That's a really great diet, like a 10 course betta meal! Probably better than what I eat in simile!

I read somewhere that if your brine shrimp are green, it means they might have been fed on spirulina--thus the green insides.


----------



## Suzie Q (Jan 8, 2007)

Female Betta are the best to have...or a PK Male...the VT, CT, SD, HM and DT are to slow due to their heavy fins to do enough damage in the guppy fry population. If you have only had your guy a day or 2...see if the LFS will trade you for a female...if you want more than 1 female...then you need 5...any less and you will have a lot of fighting for the dominate position.

Good Luck!


----------



## psybock (Jan 12, 2007)

Well, hikari has a brine shrimp that is enriched with spirulina, they are in frozen cubes and they are green, those would possibly be great for constipated bettas b/c of the plant matter, split peas also work just peal off the skin of a thawed pea (plain frozen peas) some bettas like them others don't.

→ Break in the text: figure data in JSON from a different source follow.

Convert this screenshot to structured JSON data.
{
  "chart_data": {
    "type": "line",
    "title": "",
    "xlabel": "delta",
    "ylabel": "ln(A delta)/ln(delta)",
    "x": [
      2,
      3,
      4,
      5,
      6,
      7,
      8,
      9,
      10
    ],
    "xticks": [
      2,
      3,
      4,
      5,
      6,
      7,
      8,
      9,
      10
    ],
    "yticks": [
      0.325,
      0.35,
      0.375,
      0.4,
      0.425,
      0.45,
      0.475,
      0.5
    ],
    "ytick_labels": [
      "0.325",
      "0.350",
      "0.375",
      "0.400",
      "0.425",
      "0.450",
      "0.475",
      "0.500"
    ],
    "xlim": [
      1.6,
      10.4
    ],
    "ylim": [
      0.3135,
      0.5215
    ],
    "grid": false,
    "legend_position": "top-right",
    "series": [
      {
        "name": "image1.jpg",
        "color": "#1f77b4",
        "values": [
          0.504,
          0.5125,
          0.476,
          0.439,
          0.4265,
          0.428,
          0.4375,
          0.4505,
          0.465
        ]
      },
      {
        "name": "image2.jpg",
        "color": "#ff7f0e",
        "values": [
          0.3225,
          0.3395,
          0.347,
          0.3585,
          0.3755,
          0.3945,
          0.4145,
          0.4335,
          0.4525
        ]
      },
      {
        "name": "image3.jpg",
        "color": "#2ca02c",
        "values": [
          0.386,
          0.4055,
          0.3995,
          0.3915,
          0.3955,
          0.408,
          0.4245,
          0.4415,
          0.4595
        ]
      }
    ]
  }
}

You could always gut load your feeders with a vegetable food, it might work as well. Either way carnivores don't get much plant matter so anytime you can get it in them is good. I have found with a varied diet they don't get sick (swim bladder disorder, constipation, etc) as much and seem to be far more active.


----------



## Schoolofdisabledguppies (Jun 9, 2018)

Use red tailed sharks. Works for most of my 40 gal tank.


----------